Terkait tanggapan masyarakat akan kasus ini pun berbeda beda, dikutip dari REPUBLIKA.CO.ID, JAKARTA - Lembaga Survei Indonesia (LSI) turut menyoroti terkait pernyataan anggota DPR yang menyatakan bahwa seharusnya informasi aliran dana tidak wajar lebih dari Rp 300 triliun di Kementerian Keuangan tidak disampaikan ke publik oleh Menko Polhukam Mahfud MD. Hasilnya sebanyak 26,8 persen menyatakan setuju dengan pernyataan anggota DPR dan 14,6 persen menjawab tidak tahu atau tidak memberikan jawaban.
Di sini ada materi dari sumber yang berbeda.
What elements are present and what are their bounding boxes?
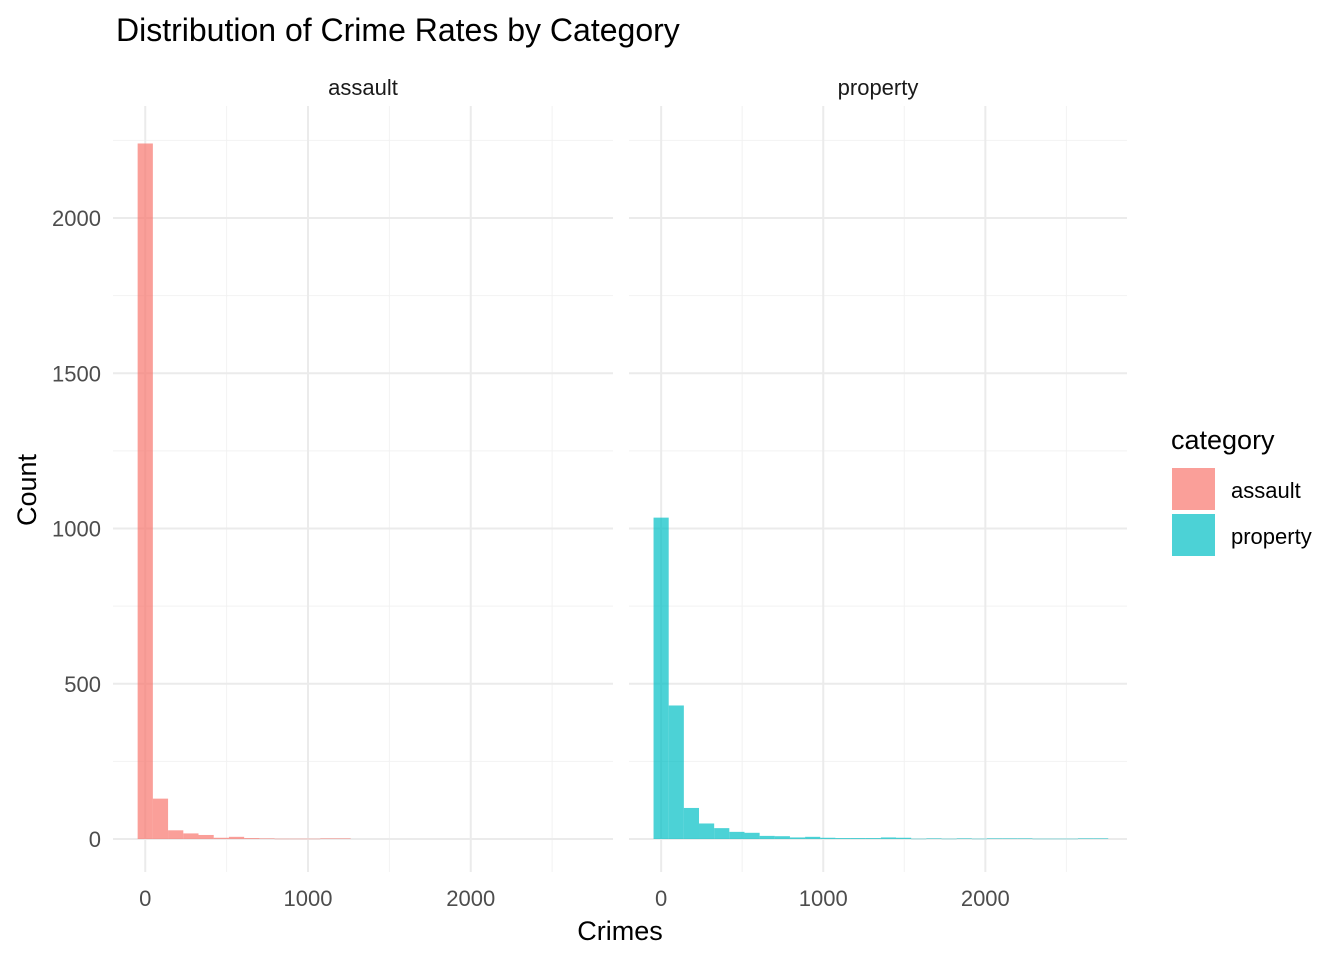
histogram-bar-assault-8 <box>259 838 275 839</box>
histogram-bar-property-8 <box>774 836 790 839</box>
legend-title: category <box>1171 425 1275 455</box>
legend-key-assault <box>1172 468 1215 510</box>
panel-property: property 0 1000 2000 <box>629 75 1127 911</box>
histogram-bar-assault-13 <box>335 838 351 839</box>
histogram-bar-property-4 <box>714 828 730 839</box>
histogram-bar-property-20 <box>956 838 972 839</box>
y-axis-title: Count <box>12 453 42 526</box>
histogram-bar-property-2 <box>683 807 700 839</box>
legend: category assault property <box>1171 425 1312 556</box>
y-tick-label: 500 <box>64 672 101 697</box>
histogram-bar-property-10 <box>805 836 821 839</box>
panel-assault: assault 0 1000 2000 0 500 1000 1500 2000 <box>52 75 613 911</box>
histogram-bar-property-29 <box>1093 838 1109 839</box>
histogram-bar-property-19 <box>941 838 957 840</box>
histogram-bar-assault-9 <box>274 838 290 840</box>
histogram-bar-assault-2 <box>168 830 184 839</box>
histogram-bar-property-7 <box>759 835 775 839</box>
histogram-bar-assault-5 <box>213 837 229 839</box>
histogram-bar-property-24 <box>1017 838 1033 839</box>
histogram-bar-property-3 <box>699 823 715 839</box>
histogram-bar-property-0 <box>653 517 669 839</box>
histogram-bar-property-25 <box>1032 838 1048 840</box>
y-tick-label: 0 <box>89 827 101 852</box>
y-tick-label: 2000 <box>52 206 101 231</box>
legend-key-property <box>1172 514 1215 556</box>
legend-label-property: property <box>1231 524 1312 549</box>
histogram-bar-property-12 <box>835 838 851 839</box>
histogram-bar-property-22 <box>986 838 1003 839</box>
legend-label-assault: assault <box>1231 478 1301 503</box>
histogram-bar-property-23 <box>1002 838 1018 839</box>
histogram-bar-assault-1 <box>152 798 169 839</box>
y-tick-label: 1000 <box>52 517 101 542</box>
histogram-bar-property-9 <box>789 837 806 839</box>
histogram-bar-property-21 <box>971 838 987 840</box>
x-tick-label: 1000 <box>799 886 848 911</box>
histogram-bar-property-6 <box>744 832 760 839</box>
histogram-bar-assault-3 <box>183 833 199 839</box>
histogram-bar-property-15 <box>880 837 897 839</box>
histogram-bar-assault-7 <box>244 838 260 839</box>
histogram-bar-property-27 <box>1062 838 1078 840</box>
chart-title: Distribution of Crime Rates by Category <box>116 12 680 48</box>
facet-strip-label: property <box>838 75 919 100</box>
histogram-bar-assault-10 <box>289 838 306 840</box>
histogram-bar-property-1 <box>668 705 684 839</box>
histogram-bar-assault-11 <box>305 838 321 840</box>
histogram-bar-property-26 <box>1047 838 1063 840</box>
histogram-bar-assault-12 <box>320 838 336 839</box>
histogram-bar-property-18 <box>926 838 942 839</box>
histogram-bar-property-28 <box>1077 838 1094 839</box>
y-tick-label: 1500 <box>52 361 101 386</box>
x-axis-title: Crimes <box>577 916 663 946</box>
histogram-bar-property-11 <box>820 837 836 839</box>
x-tick-label: 0 <box>139 886 151 911</box>
histogram-bar-property-13 <box>850 838 866 839</box>
x-tick-label: 1000 <box>284 886 333 911</box>
histogram-bar-property-16 <box>896 837 912 839</box>
histogram-bar-assault-6 <box>228 836 245 839</box>
histogram-bar-property-14 <box>865 838 881 839</box>
histogram-bar-property-17 <box>911 838 927 840</box>
x-tick-label: 0 <box>655 886 667 911</box>
x-tick-label: 2000 <box>446 886 495 911</box>
histogram-bar-property-5 <box>729 831 745 839</box>
facet-strip-label: assault <box>328 75 398 100</box>
histogram-bar-assault-4 <box>198 834 214 839</box>
x-tick-label: 2000 <box>961 886 1010 911</box>
histogram-bar-assault-0 <box>137 143 153 840</box>
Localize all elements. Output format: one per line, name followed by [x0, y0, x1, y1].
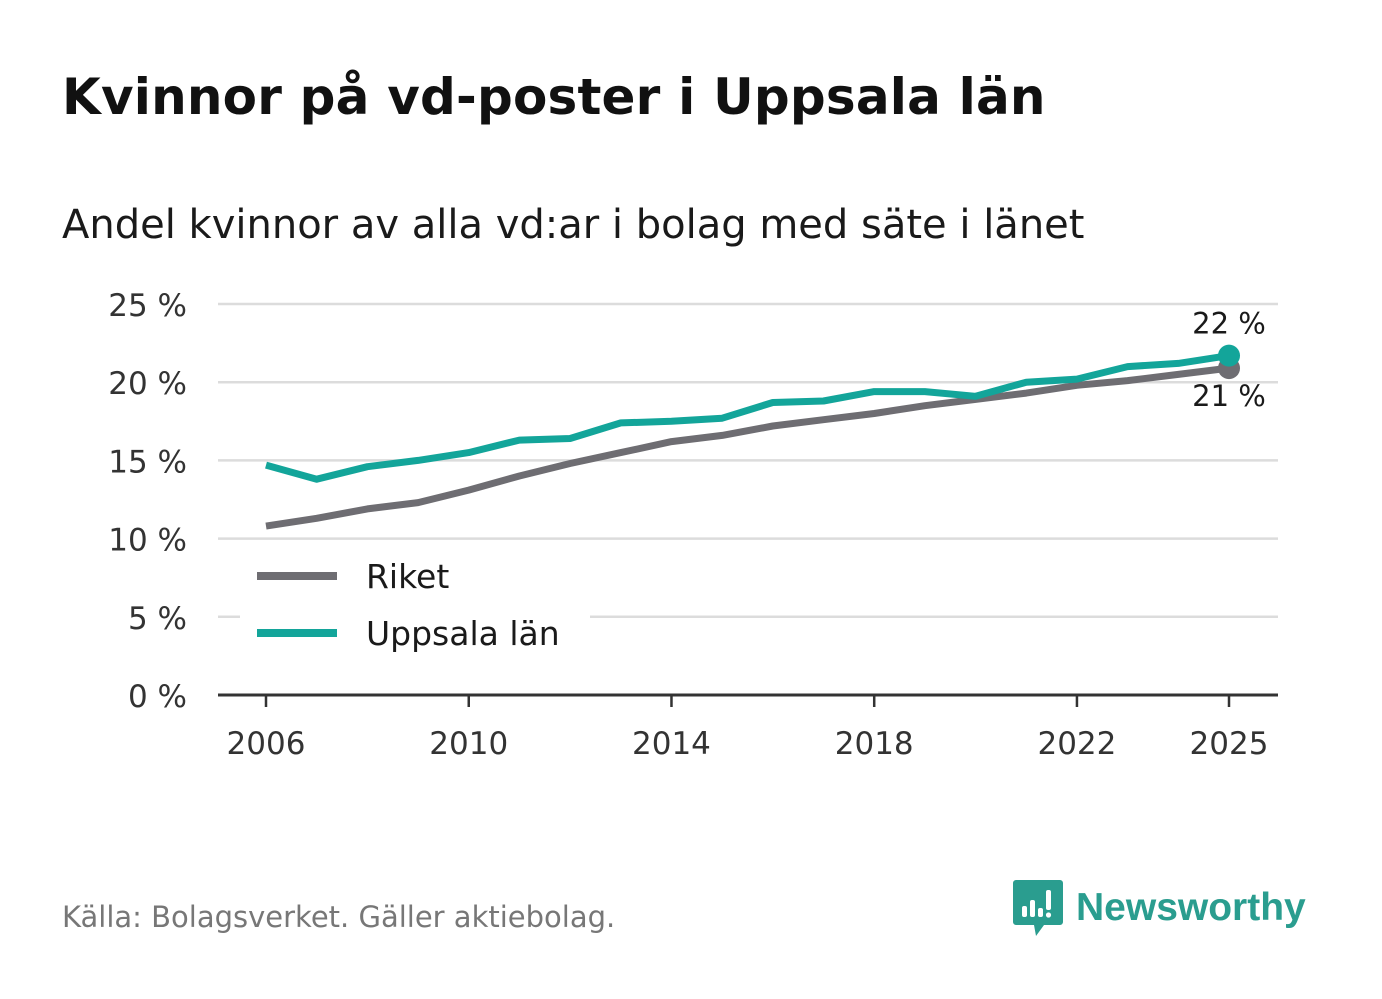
source-note: Källa: Bolagsverket. Gäller aktiebolag.: [62, 900, 616, 934]
x-tick-label-2018: 2018: [835, 726, 914, 762]
series-end-label-0: 21 %: [1192, 379, 1266, 413]
legend-label-1: Uppsala län: [366, 614, 560, 653]
x-tick-label-2014: 2014: [632, 726, 711, 762]
x-tick-label-2022: 2022: [1037, 726, 1116, 762]
brand-name: Newsworthy: [1076, 886, 1306, 929]
x-tick-label-2025: 2025: [1190, 726, 1269, 762]
label-layer: 22 % 21 %: [1192, 307, 1266, 414]
x-tick-label-2006: 2006: [227, 726, 306, 762]
legend-background: [240, 548, 590, 668]
newsworthy-logo-icon: [1013, 880, 1063, 936]
series-line-0: [265, 364, 1230, 530]
legend: Riket Uppsala län: [240, 548, 590, 668]
chart-subtitle: Andel kvinnor av alla vd:ar i bolag med …: [62, 202, 1085, 248]
y-tick-label-15: 15 %: [108, 444, 187, 480]
x-tick-label-2010: 2010: [429, 726, 508, 762]
y-tick-label-5: 5 %: [128, 601, 187, 637]
chart-title: Kvinnor på vd-poster i Uppsala län: [62, 68, 1046, 126]
axis-layer: 0 % 5 % 10 % 15 % 20 % 25 % 2006 2010 2014 2018 20…: [108, 288, 1278, 762]
series-end-point-1: [1218, 344, 1240, 367]
y-tick-label-10: 10 %: [108, 523, 187, 559]
series-line-1: [265, 352, 1230, 483]
brand-logo[interactable]: Newsworthy: [1012, 878, 1306, 938]
y-tick-label-25: 25 %: [108, 288, 187, 324]
y-tick-label-20: 20 %: [108, 366, 187, 402]
series-layer: [265, 344, 1240, 530]
y-tick-label-0: 0 %: [128, 679, 187, 715]
series-end-label-1: 22 %: [1192, 307, 1266, 341]
legend-label-0: Riket: [366, 557, 449, 596]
Selain itu, mayoritas masyarakat yang mengikuti rapat antara Menko Polhukam Mahfud MD dengan Komisi III DPR pada 29 Maret 2023 pun menyatakan lebih percaya dengan keterangan Mahfud daripada DPR.
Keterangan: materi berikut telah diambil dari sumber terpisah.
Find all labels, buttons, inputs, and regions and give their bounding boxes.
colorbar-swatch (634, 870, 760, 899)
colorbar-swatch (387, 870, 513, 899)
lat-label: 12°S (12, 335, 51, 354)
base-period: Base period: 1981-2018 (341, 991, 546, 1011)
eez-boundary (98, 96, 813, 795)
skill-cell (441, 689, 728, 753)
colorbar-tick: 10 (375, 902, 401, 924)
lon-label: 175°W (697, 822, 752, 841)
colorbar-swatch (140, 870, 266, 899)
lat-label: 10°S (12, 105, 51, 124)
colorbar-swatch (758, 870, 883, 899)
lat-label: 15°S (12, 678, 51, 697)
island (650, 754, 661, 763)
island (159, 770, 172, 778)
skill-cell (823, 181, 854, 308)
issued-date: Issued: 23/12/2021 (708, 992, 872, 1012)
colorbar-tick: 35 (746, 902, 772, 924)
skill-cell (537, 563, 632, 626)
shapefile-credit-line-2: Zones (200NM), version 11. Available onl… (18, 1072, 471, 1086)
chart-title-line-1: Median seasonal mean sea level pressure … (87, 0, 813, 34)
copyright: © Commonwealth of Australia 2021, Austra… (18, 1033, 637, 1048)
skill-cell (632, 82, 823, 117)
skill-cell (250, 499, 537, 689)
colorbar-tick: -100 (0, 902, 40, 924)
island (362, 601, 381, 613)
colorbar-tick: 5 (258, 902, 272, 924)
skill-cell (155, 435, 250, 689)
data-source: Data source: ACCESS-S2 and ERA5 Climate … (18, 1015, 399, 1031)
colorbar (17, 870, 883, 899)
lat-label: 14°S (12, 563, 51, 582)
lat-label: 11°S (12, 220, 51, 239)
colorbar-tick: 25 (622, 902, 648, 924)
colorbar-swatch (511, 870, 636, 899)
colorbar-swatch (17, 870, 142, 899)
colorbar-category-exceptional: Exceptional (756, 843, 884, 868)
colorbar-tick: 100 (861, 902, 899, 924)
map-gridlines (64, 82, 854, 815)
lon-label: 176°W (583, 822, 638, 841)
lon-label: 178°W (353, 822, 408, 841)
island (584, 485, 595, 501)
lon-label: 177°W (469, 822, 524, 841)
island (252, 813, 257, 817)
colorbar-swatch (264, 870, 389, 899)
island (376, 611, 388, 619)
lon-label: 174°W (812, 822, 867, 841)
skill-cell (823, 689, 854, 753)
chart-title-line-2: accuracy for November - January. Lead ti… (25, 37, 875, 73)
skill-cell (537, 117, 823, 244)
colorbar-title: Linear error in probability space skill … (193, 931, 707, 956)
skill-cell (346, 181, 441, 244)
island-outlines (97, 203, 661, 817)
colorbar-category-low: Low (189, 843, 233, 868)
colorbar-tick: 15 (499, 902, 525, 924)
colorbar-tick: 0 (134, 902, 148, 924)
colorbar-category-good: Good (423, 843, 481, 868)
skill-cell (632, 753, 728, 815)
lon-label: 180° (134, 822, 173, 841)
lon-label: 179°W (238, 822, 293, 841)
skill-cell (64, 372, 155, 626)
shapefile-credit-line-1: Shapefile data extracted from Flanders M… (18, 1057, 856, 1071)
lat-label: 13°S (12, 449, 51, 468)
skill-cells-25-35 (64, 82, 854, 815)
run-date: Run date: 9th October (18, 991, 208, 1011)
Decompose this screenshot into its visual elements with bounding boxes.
Akan tetapi adanya asas keterbukaan dalam hal ini, anggota DPR yang memaparkan terkait aliran dana kepada publik telah membuka diri terhadap hak masyarakat untuk memperoleh informasi yang benar, jujur, dan tidak diskriminatif tentang penyelenggaraan negara.
Namun, terdapat dampak di era keterbukaan informasi seperti saat ini mempunyai dampak negatif berupa penyalahgunaan informasi oleh pihak-pihak tertentu demi mencapai tujuan pribadi atau kelompoknya. Adapun dampak positif dari asas keterbukaan ini, yaitu dengan keterbukaan dan transparansi informasi akan mampu meningkatkan kepercayaan masyarakat atau stakeholder meningkat dan pada akhirnya partisipasi stakeholder dam masyarakat meningkat.
Undang-undang Keterbukaan Informasi Publik ini memberikan kebebasan masyarakat untuk mengakses informasi yang seluas-luasnya kepada masyarakat baik mengenai kebijakan Pemerintah atau Badan Publik maupun penyelenggaraan pemerintahan.